Affaire Tapie : le parquet s’oppose à une condamnation de Christine Lagarde

Le procureur général s'est prononcé contre la condamnation de Christine Lagarde dans le cadre de l'affaire Tapie, dans le cadre duquel elle est jugée pour "négligence".

Christine Lagarde a des chances d’échapper à une condamnation. C’est en tout cas ce qu’a requis jeudi le procureur général Jean-Claude Marin après le passage de la ministre devant la Cour de justice de la République (CJR) pour “négligence” dans l’affaire de l’arbitrage Tapie. “Les charges propres à fonder une condamnation pénale” de Christine Lagarde n’étaient “pas réunies”, a‑t-il affirmé dans son réquisitoire. La décision de la CJR devrait tomber lundi.

“Les audiences n’ont pas conforté une accusation bien faible, voire incantatoire”, a estimé le représentant du ministère public, qui était déjà hostile au principe même d’un procès de l’ancienne ministre de l’Économie devant la CJR. Le procureur a d’ailleurs relevé le caractère “atypique” de ce procès dans lequel il n’y a pas eu “à proprement parler d’accusation” contre la directrice générale du Fonds Monétaire International.

Entre politique et judiciaire

“C’est à la frêle limite entre le politique et le judiciaire que vous aurez à vous déterminer”, a‑t-il dit aux trois magistrats professionnels et aux douze parlementaires qui constituent la Cour. À l’inverse du parquet, les magistrats instructeurs de la Cour avaient estimé que Christine Lagarde devait répondre devant des juges de sa “précipitation” de son “incurie”.

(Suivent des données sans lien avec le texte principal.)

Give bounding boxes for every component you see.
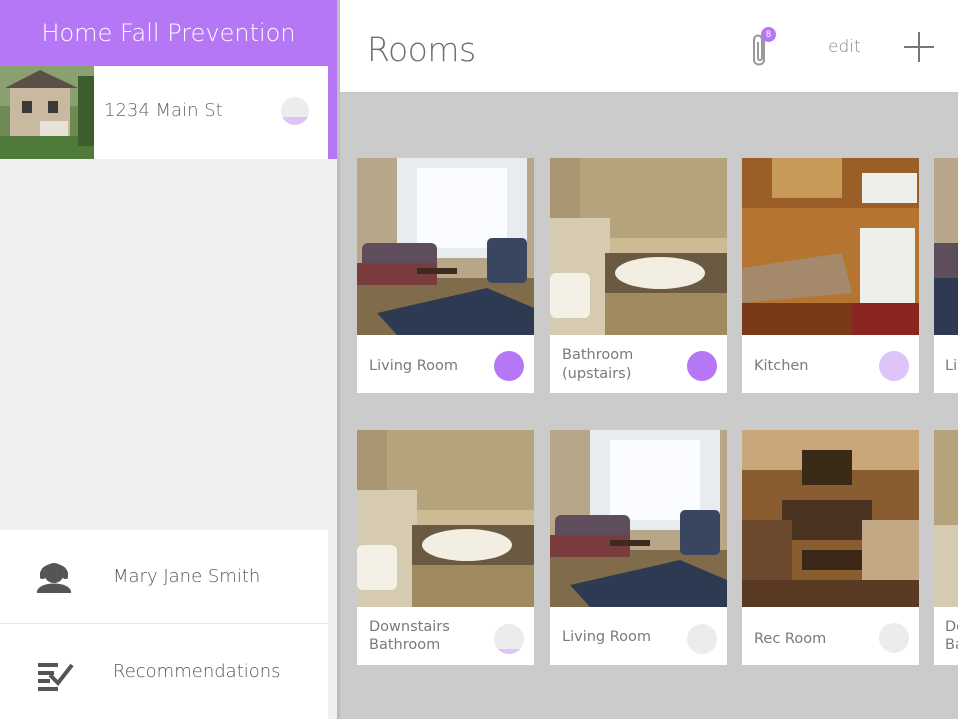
- bathroom-photo: [357, 430, 534, 607]
- room-name-line1: Downstairs: [369, 619, 450, 635]
- living-room-photo: [550, 430, 727, 607]
- sidebar-divider: [337, 0, 340, 719]
- checklist-icon: [38, 663, 74, 691]
- room-name-line2: (upstairs): [562, 366, 632, 382]
- user-name: Mary Jane Smith: [113, 566, 261, 587]
- room-name: Liv: [945, 358, 958, 374]
- room-card[interactable]: Downstairs Bathroom: [357, 430, 534, 665]
- room-card[interactable]: Liv: [934, 158, 958, 393]
- app-title: Home Fall Prevention: [0, 0, 337, 66]
- room-name-line1: Bathroom: [562, 347, 634, 363]
- room-name-line1: Do: [945, 619, 958, 635]
- room-status-empty: [687, 624, 717, 654]
- room-status-complete: [687, 351, 717, 381]
- top-bar: Rooms 8 edit: [340, 0, 958, 93]
- room-card[interactable]: Rec Room: [742, 430, 919, 665]
- room-status-partial: [879, 351, 909, 381]
- recommendations-label: Recommendations: [113, 661, 281, 682]
- room-status-empty: [879, 623, 909, 653]
- home-address: 1234 Main St: [104, 100, 223, 121]
- living-room-photo: [357, 158, 534, 335]
- bathroom-photo: [934, 430, 958, 607]
- room-name-line2: Ba: [945, 637, 958, 653]
- room-status-started: [494, 624, 524, 654]
- room-name: Living Room: [369, 358, 459, 374]
- edit-button[interactable]: edit: [828, 37, 861, 57]
- living-room-photo: [934, 158, 958, 335]
- add-icon[interactable]: [902, 30, 936, 64]
- room-card[interactable]: Kitchen: [742, 158, 919, 393]
- room-name: Living Room: [562, 629, 652, 645]
- home-progress-fill: [281, 116, 309, 125]
- bathroom-photo: [550, 158, 727, 335]
- room-card[interactable]: Living Room: [550, 430, 727, 665]
- kitchen-photo: [742, 158, 919, 335]
- recommendations-item[interactable]: Recommendations: [0, 624, 328, 719]
- selected-indicator: [328, 66, 337, 159]
- room-status-complete: [494, 351, 524, 381]
- rec-room-photo: [742, 430, 919, 607]
- room-name-line2: Bathroom: [369, 637, 441, 653]
- sidebar: Home Fall Prevention 1234 Main St Mary J…: [0, 0, 337, 719]
- home-progress-indicator: [281, 97, 309, 125]
- house-photo: [0, 66, 94, 159]
- room-name: Kitchen: [754, 358, 809, 374]
- attachments-badge: 8: [761, 27, 776, 42]
- room-progress-fill: [494, 649, 524, 654]
- user-profile-item[interactable]: Mary Jane Smith: [0, 530, 328, 624]
- room-name: Rec Room: [754, 631, 827, 647]
- room-card[interactable]: Living Room: [357, 158, 534, 393]
- user-icon: [37, 563, 71, 593]
- room-card[interactable]: Do Ba: [934, 430, 958, 665]
- room-card[interactable]: Bathroom (upstairs): [550, 158, 727, 393]
- page-title: Rooms: [367, 30, 476, 69]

Christine Lagarde avait validé en 2007 le recours à un arbitrage pour solder un vieux contentieux entre Bernard Tapie et l’ancienne banque publique Crédit Lyonnais, alors qu’elle était ministre de l’Économie. En 2008, elle avait ensuite renoncé à attaquer en justice la sentence arbitrale, depuis annulée pour fraude, qui attribuait à l’homme d’affaires plus de 400 millions d’euros.